Journal of Biochemistry International

Aims: The present study aimed to evaluate the protective antioxidant effects of ethanol leaf extract of Azadirachta indica (A.I) leaves in the retina of streptozotocin (STZ)-induced diabetic rats.

Study Design: This research was an experimental, randomized, controlled in vivo study.

Place and Duration of Study: Department of Biochemistry, Lead City university, Ibadan, Nigeria, between September 2024 and July 2025.

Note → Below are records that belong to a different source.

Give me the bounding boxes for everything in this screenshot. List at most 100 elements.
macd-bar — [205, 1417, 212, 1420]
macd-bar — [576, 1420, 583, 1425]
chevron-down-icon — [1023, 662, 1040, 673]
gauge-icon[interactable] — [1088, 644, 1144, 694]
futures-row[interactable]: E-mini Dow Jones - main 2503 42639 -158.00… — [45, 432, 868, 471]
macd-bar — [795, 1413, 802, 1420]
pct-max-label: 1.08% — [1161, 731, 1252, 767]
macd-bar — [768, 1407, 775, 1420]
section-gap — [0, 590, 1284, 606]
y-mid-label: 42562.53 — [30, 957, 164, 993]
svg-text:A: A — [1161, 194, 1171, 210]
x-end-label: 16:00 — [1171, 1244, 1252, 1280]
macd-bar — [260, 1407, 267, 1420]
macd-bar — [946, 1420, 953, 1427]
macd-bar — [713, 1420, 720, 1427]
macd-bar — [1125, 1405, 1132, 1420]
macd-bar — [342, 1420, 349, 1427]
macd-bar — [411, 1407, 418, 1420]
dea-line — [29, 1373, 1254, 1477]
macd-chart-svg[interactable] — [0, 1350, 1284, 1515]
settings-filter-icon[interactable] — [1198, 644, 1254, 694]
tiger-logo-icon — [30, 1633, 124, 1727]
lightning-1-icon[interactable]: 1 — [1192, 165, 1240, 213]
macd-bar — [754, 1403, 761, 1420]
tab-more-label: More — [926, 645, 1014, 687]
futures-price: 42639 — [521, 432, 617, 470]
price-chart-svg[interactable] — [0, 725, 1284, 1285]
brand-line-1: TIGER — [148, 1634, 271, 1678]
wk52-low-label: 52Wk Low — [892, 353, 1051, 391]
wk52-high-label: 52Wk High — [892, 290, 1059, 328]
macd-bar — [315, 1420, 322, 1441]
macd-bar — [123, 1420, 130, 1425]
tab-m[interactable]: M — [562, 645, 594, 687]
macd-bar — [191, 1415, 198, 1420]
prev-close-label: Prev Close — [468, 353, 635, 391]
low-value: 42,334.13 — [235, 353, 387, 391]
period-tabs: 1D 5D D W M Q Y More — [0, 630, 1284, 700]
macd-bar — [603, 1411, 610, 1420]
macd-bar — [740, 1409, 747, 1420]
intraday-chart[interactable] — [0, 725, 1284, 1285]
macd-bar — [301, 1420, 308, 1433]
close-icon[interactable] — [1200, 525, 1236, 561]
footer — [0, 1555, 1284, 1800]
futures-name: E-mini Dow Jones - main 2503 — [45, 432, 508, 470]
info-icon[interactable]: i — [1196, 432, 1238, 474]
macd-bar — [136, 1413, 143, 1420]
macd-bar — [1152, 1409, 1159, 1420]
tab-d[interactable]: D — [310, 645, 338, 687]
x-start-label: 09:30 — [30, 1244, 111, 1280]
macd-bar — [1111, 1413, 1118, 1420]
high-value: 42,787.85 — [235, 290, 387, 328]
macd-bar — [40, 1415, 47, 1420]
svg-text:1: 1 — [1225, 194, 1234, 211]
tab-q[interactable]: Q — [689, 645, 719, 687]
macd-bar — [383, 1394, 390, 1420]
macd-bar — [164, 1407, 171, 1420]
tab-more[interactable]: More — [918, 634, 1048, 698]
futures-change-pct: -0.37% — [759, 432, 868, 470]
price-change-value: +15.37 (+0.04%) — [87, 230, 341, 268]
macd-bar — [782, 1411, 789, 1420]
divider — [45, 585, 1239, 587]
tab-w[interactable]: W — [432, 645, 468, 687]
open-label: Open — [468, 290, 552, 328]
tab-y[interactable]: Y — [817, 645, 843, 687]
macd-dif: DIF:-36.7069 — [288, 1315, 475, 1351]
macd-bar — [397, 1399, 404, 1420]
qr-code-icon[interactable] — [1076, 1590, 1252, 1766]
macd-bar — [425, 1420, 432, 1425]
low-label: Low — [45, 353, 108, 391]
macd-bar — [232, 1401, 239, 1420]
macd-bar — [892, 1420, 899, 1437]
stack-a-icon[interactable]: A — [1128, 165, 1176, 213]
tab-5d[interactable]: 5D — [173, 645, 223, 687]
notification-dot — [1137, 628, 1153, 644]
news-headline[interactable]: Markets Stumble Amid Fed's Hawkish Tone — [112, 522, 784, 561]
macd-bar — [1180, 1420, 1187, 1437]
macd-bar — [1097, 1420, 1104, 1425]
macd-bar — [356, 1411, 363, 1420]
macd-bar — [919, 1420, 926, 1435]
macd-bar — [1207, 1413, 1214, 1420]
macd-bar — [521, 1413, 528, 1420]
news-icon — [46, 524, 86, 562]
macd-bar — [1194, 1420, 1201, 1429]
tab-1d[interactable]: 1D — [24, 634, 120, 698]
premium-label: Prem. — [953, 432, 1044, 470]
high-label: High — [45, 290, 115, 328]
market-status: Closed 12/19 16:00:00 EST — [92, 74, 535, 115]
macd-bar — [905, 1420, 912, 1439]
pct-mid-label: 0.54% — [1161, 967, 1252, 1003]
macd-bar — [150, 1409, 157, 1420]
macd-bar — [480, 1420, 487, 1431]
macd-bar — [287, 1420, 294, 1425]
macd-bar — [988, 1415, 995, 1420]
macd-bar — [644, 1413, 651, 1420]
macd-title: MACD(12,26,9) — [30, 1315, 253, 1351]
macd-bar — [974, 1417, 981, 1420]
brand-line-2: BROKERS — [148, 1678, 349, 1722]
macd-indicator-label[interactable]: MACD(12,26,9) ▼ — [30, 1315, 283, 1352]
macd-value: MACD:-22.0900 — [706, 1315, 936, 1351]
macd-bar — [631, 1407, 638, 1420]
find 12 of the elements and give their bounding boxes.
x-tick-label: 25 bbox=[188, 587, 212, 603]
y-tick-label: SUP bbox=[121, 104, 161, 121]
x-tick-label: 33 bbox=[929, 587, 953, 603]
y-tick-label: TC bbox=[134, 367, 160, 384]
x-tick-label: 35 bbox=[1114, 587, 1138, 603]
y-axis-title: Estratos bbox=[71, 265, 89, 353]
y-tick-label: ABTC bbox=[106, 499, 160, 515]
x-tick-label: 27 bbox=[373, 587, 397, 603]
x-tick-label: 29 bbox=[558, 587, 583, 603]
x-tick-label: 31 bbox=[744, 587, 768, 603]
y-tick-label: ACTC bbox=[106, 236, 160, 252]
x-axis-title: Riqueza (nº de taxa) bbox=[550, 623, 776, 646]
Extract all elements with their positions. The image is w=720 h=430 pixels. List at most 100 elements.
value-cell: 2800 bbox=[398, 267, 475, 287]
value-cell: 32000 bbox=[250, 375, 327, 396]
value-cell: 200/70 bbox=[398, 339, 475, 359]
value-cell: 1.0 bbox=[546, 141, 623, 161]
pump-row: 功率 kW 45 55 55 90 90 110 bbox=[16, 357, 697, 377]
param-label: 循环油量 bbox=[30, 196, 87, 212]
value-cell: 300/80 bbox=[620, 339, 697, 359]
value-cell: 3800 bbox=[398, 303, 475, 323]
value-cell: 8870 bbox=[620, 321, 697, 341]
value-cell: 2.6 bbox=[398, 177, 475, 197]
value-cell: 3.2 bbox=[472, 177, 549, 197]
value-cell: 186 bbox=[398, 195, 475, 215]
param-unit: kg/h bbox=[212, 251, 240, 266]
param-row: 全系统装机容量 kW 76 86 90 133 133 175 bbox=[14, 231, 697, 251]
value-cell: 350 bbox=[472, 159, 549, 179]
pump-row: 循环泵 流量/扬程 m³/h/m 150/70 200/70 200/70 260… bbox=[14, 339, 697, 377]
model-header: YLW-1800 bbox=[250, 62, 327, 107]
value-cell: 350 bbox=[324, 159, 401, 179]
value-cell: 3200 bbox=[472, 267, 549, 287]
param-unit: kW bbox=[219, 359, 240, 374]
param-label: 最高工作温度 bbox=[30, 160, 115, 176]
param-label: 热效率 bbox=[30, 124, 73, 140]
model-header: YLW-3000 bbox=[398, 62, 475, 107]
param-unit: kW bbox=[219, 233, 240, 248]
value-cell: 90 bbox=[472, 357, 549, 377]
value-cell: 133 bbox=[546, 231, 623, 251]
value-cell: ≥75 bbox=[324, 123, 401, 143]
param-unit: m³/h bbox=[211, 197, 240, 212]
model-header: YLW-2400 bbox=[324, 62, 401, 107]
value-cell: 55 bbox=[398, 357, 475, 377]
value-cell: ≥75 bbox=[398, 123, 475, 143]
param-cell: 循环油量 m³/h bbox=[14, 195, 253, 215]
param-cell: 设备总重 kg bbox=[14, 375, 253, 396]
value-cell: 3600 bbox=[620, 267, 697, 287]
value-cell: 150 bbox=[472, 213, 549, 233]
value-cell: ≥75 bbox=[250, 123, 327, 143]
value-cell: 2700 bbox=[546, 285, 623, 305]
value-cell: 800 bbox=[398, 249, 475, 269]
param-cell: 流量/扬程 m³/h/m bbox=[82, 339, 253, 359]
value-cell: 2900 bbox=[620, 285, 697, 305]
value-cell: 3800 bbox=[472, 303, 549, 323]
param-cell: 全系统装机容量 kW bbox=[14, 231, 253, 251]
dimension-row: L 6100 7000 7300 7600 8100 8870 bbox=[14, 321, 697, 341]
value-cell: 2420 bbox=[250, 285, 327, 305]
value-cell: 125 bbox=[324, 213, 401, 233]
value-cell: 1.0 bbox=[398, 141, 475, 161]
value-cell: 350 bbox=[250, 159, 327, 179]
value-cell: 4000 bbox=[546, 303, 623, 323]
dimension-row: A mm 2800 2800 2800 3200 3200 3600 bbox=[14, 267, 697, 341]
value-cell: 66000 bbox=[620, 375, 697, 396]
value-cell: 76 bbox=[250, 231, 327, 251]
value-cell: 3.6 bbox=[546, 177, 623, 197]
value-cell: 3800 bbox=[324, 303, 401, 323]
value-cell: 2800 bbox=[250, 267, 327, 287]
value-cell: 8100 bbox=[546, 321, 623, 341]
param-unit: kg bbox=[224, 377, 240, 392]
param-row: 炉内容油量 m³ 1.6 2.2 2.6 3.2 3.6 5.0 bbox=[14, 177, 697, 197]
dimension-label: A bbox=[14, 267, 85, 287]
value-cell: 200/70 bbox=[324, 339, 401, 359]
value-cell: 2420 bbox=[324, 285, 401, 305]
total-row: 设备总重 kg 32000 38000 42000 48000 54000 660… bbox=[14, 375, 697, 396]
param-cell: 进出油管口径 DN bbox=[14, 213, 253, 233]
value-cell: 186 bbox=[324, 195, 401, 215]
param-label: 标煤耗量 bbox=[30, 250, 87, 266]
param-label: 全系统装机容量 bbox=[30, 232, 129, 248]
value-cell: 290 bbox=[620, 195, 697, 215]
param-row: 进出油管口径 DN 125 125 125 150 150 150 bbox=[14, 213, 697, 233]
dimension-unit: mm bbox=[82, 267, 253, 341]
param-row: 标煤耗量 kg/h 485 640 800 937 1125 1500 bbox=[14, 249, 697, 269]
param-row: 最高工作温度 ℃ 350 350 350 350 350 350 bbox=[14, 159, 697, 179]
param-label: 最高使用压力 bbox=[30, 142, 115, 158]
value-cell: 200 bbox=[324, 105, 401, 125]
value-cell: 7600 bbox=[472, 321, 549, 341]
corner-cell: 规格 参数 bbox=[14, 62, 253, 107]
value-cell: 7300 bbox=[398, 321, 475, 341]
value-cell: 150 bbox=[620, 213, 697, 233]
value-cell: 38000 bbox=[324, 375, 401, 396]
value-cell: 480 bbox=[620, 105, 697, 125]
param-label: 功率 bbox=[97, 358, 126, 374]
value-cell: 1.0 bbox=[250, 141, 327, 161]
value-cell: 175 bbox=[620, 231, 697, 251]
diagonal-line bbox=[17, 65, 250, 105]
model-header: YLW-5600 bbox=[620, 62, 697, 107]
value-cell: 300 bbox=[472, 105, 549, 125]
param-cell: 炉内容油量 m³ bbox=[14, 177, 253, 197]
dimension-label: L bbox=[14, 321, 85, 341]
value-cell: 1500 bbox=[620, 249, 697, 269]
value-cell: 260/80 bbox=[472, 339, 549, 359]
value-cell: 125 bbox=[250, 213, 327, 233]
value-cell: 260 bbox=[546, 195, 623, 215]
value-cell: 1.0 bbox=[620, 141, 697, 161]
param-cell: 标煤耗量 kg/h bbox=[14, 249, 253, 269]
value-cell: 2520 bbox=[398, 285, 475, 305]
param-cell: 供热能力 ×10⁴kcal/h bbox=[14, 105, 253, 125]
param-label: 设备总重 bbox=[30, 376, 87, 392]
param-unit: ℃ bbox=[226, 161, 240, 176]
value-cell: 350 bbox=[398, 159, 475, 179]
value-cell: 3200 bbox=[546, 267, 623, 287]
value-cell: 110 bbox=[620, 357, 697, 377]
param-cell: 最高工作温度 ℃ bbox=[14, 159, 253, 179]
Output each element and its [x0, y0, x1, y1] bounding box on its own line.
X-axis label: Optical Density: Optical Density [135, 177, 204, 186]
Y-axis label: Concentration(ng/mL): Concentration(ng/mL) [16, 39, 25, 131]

Methodology: Diabetes was induced in male Wistar rats by a single intraperitoneal injection of STZ (55 mg/kg). Diabetic rats were treated daily with A.I leaf extract at doses of 200 and 400 mg/kg for 21 days. Metformin (70 mg/kg) served as a positive control, while untreated diabetic rats served as negative control, and non-diabetic rats served as normal control groups. Retinal homogenates were assayed for malondialdehyde (MDA), reduced glutathione (GSH), superoxide dismutase (SOD) activity, catalase (CAT) activity, and total protein using standard colorimetric/kit methods. Fasting blood glucose (FBG) was monitored. Data were analyzed by one-way ANOVA followed by Tukey's post hoc test (P < 0.05).

Results: Streptozotocin-induced diabetes (n = 5 per group) significantly increased retinal malondialdehyde (MDA) from 2.115 ± 0.03175 to 2.292 ± 0.00354 μM and reduced total protein from 29.30 ± 1.68 to 17.95 ± 1.68 mg/g tissue (P < 0.05). Antioxidant markers also declined, including glutathione (GSH) (1.594 ± 0.4791 to 0.6349 ± 0.1350 mM), superoxide dismutase (SOD) (0.02875 ± 0.00984 to 0.002622 ± 0.00016 U/mg), and catalase (CAT) (6.179 ± 0.505 to 1.615 ± 0.684 U/mg) (P < 0.05). Treatment with A.I extract (200 mg/kg) reduced MDA to 2.069 ± 0.01343 μM and restored SOD (0.02957 ± 0.01220 U/mg) and CAT (4.083 ± 0.812 U/mg) toward control levels (P < 0.05 vs. diabetic), with partial recovery of GSH (0.6979 ± 0.02581 mM) and total protein (25.22 ± 2.21 mg/g tissue). The 400 mg/kg dose showed moderate effects, while metformin produced comparable improvements across all parameters. Although all treatments significantly improved oxidative stress markers compared with the untreated diabetic group (P < 0.05), no statistically significant differences were observed between the extract-treated groups and metformin (P > 0.05), indicating comparable efficacy.

Conclusion: Ethanol extract of A.I leaves exerts significant antioxidant protection in the diabetic retina by attenuating lipid peroxidation, restoring enzymatic and non-enzymatic antioxidant defenses, and preserving retinal protein integrity. These findings support its potential as an affordable natural therapeutic agent for mitigating oxidative stress in early diabetic retinopathy, warranting further mechanistic, dose-optimization, and translational studies.